Food Safety Crisis Under Rapid Expansion
In recent years, Huashi Food's "Wallace" brand has adopted an aggressive expansion strategy to capture market share, relying on a model of "direct sales + store crowdfunding + employee partnership" to accelerate store openings. According to data from Narrow Door Restaurant Eye, as of February 11, 2026, the total number of its existing stores reached 19,494, nearly matching the combined total of KFC and McDonald's (which was 21,466 at the time of publication), with a significant presence in lower-tier markets, where stores in third-tier cities and below account for as much as 55%.
However, media reports indicate that Wallace's low-price strategy and heavy focus on scale expansion have significantly compressed the profit margins of its stores, leading to frequent occurrences of cost-cutting and substandard practices.
Public information shows that in March 2025, several Wallace stores were found to be engaging in bulk violations, such as replacing expiration labels on expired meat and spoiled lettuce to continue selling them, using frying oil that had turned dark brown and was smoking after the third day, and having acid values exceeding standards by 60% in samples sent for inspection. Some stores were reported to have cockroaches in the kitchen and flies flying around, with staff ignoring hygiene issues, prompting regulatory intervention.

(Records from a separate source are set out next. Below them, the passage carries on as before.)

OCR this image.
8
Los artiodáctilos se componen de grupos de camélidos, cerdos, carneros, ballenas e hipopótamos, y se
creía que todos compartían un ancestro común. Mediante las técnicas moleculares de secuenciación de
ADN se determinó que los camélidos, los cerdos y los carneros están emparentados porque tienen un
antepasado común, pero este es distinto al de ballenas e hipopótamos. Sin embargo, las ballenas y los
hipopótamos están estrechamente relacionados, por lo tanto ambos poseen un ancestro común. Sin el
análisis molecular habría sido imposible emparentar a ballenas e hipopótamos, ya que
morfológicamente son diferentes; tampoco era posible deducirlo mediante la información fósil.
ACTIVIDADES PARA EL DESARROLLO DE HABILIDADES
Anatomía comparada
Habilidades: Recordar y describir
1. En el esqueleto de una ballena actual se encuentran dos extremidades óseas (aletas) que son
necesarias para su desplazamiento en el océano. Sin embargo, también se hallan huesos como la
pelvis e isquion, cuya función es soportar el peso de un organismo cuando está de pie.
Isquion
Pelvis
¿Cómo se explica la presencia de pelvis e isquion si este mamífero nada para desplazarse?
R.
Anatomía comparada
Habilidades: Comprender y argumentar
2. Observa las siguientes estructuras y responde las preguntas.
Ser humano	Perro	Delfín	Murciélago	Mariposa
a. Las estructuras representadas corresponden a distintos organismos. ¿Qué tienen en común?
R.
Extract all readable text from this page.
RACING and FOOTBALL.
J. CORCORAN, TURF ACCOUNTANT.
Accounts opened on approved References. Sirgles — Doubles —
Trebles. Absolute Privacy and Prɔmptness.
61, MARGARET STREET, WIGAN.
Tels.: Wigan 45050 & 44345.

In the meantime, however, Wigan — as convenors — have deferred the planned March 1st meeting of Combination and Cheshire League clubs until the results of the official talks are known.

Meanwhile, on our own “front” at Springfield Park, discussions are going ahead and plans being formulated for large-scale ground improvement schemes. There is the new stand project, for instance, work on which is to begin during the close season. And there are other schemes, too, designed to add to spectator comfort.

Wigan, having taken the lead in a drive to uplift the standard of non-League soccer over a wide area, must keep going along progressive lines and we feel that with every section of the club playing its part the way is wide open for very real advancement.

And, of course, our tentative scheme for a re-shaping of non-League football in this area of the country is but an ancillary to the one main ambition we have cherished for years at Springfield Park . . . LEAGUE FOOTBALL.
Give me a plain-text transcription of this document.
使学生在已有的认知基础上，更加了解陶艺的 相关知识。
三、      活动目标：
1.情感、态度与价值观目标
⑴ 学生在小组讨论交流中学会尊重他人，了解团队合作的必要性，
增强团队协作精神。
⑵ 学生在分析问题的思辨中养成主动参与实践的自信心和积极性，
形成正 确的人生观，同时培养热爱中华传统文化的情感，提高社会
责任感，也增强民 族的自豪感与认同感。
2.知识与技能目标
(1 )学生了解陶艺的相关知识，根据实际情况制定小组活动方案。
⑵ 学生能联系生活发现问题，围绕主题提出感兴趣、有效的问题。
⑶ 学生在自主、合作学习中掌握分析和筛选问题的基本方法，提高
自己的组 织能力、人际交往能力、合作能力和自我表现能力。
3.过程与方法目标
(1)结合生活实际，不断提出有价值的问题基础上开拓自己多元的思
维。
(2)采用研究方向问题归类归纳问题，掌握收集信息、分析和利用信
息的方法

According to data summarized from Black Cat Complaints [Download Black Cat Complaints Client], as of February 11, Wallace had received a total of 13,765 complaints, with 95% of them tagged with food quality issues. In contrast, McDonald's, which also has nearly 10,000 stores, received far fewer complaints regarding food quality. Although Wallace's official response to food safety incidents is always to promise comprehensive rectification, actual implementation has consistently failed to effectively curb the recurrence of issues.
Regarding Wallace's development in recent years, industry insiders have pointed out that the case of Huashi Food serves as a warning to the entire restaurant industry that the path of "burning money for performance growth" is no longer viable. "The traditional growth logic of promoting sales through revenue is failing, and a heavy focus on expansion while neglecting governance will struggle to adapt to the current trend of quality and standardization upgrades in the restaurant industry. The continuous occurrence of food safety incidents also reminds consumers to view the brand's scale halo rationally; the number of stores does not guarantee quality."